Agus an ball is mó ar deireadh – as I look down in the crowd before me, I see the grassroots of the GAA. I see legends of the game – outstanding administrators, people who will rush away from here to watch their counties compete and maybe open the gates of the club tomorrow for the under 10s to play and then clean out the dressing room when it’s over. The GAA is the place where we all belong. We are owned by everyone and by no one. We do not have shareholders, whose dividend is an annual cash bonus, but stakeholders whose only dividend is to see their county win, their club prosper and their children to be involved in the GAA. In this I include the Iar-Uachtaráin, all of whom I hold in the highest esteem and on whose advice I will rely heavily in the three years to come.

I want to pay a particular tribute to Tom Ryan, our Ard Stiúrthóir, and his staff, who have been such a great help to me, and I know will remain to be. And Labhrás MacCartaigh, who has handed me this presidential medal today in Newry. Larry, you and John Horan had to navigate us through one of the most challenging eras in our history and we owe you both so much for how you did it. All around the country I have spoken to ordinary GAA people who appreciated random acts of decency that Larry did quietly for them in his role as Uachtarán and which will never be known.
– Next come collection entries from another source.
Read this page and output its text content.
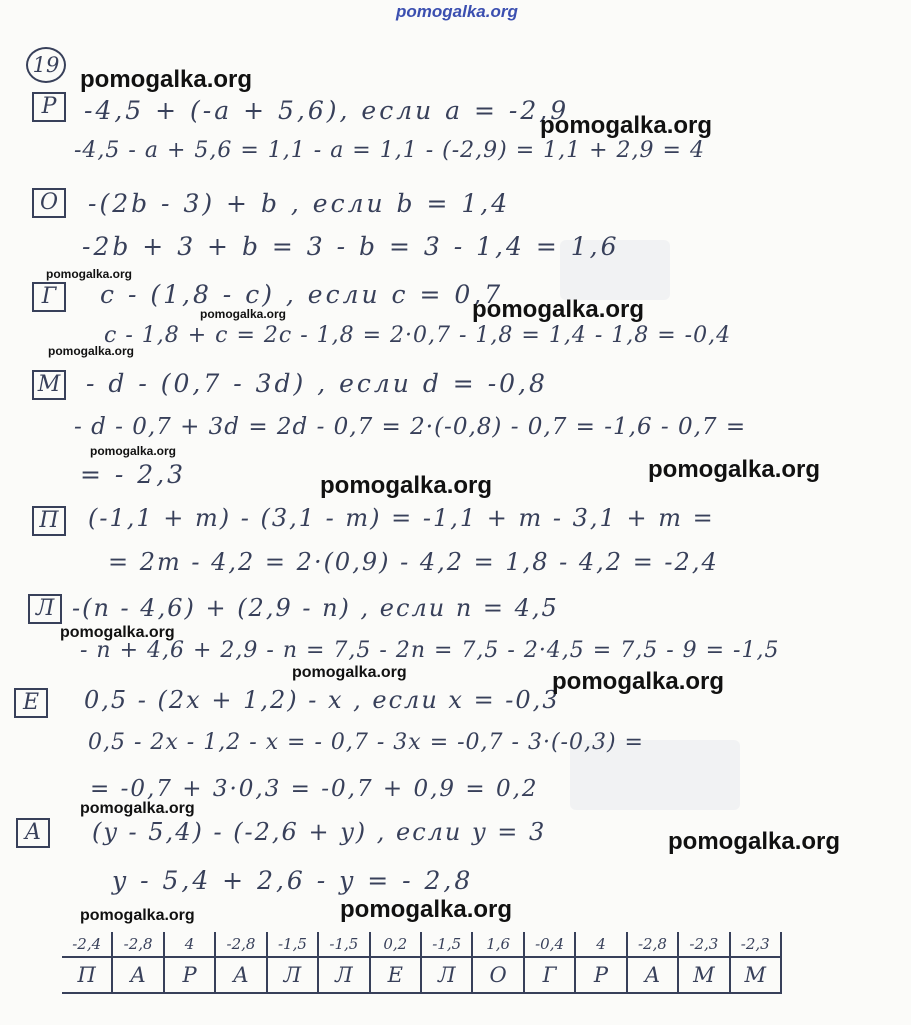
pomogalka.org
19
Р	-4,5 + (-a + 5,6), если a = -2,9
-4,5 - a + 5,6 = 1,1 - a = 1,1 - (-2,9) = 1,1 + 2,9 = 4
О	-(2b - 3) + b , если b = 1,4
-2b + 3 + b = 3 - b = 3 - 1,4 = 1,6
Г	c - (1,8 - c) , если c = 0,7
c - 1,8 + c = 2c - 1,8 = 2·0,7 - 1,8 = 1,4 - 1,8 = -0,4
М - d - (0,7 - 3d) , если d = -0,8
- d - 0,7 + 3d = 2d - 0,7 = 2·(-0,8) - 0,7 = -1,6 - 0,7 =
= - 2,3
П	(-1,1 + m) - (3,1 - m) = -1,1 + m - 3,1 + m =
= 2m - 4,2 = 2·(0,9) - 4,2 = 1,8 - 4,2 = -2,4
Л -(n - 4,6) + (2,9 - n) , если n = 4,5
- n + 4,6 + 2,9 - n = 7,5 - 2n = 7,5 - 2·4,5 = 7,5 - 9 = -1,5
Е	0,5 - (2x + 1,2) - x , если x = -0,3
0,5 - 2x - 1,2 - x = - 0,7 - 3x = -0,7 - 3·(-0,3) =
= -0,7 + 3·0,3 = -0,7 + 0,9 = 0,2
А	(y - 5,4) - (-2,6 + y) , если y = 3
y - 5,4 + 2,6 - y = - 2,8
-2,4	-2,8	4	-2,8	-1,5	-1,5	0,2	-1,5	1,6	-0,4	4	-2,8	-2,3	-2,3
П	А	Р	А	Л	Л	Е	Л	О	Г	Р	А	М	М
pomogalka.org
pomogalka.org
pomogalka.org
pomogalka.org	pomogalka.org
pomogalka.org
pomogalka.org
pomogalka.org
pomogalka.org
pomogalka.org
pomogalka.org	pomogalka.org
pomogalka.org
pomogalka.org
pomogalka.org	pomogalka.org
From the stewards in Croke Park, to the family of Seán Brown, to the many GAA families, including my own, who were honoured by your presence at the funeral of their loved one, to the clubs who were overwhelmed by your unexpected, unannounced presence at their junior B game. I wish you and Barbara well. You will always be the first Uachtarán from New York and seeing your team win a first round of the championship and then the junior title, will be your own highlights, surely. I will see you at a match.

And before I finish – my GAA life has been opunctuated by two incredible men from the Scotstown cub. First, the late, great Seán McCague, who plunged me headlong into the GAA political world back in 2000 as the first Chair of the GAA Players’ Committee. And latterly, Páraic Duffy, my close friend, mentor, adviser, and wise counsel. I would not be here without either of you, and I will never forget you.

And now as we go back to our counties, I ask for your support for me. I will need it. My plans are ambitious, they’re not fancy, or grandiose. But they are value-led and based on what you have told me what we need to do. Our amateur status, our UNESCO game of hurling, the dream of unifying our Gaelic games Associations, being realistic about our infrastructure agenda and of course, the small matter of Gaelic football and its current standing.

All of these could be controversial, or radical or even transformational. We don’t know. But each and every one of us has the chance today to contribute and to write the next chapter of the history of Cumann Lúthchleas Gael. It will take us all – working together – to put us back in control of this great organisation so we can make it reach its full potential as the greatest sporting and cultural association in the world.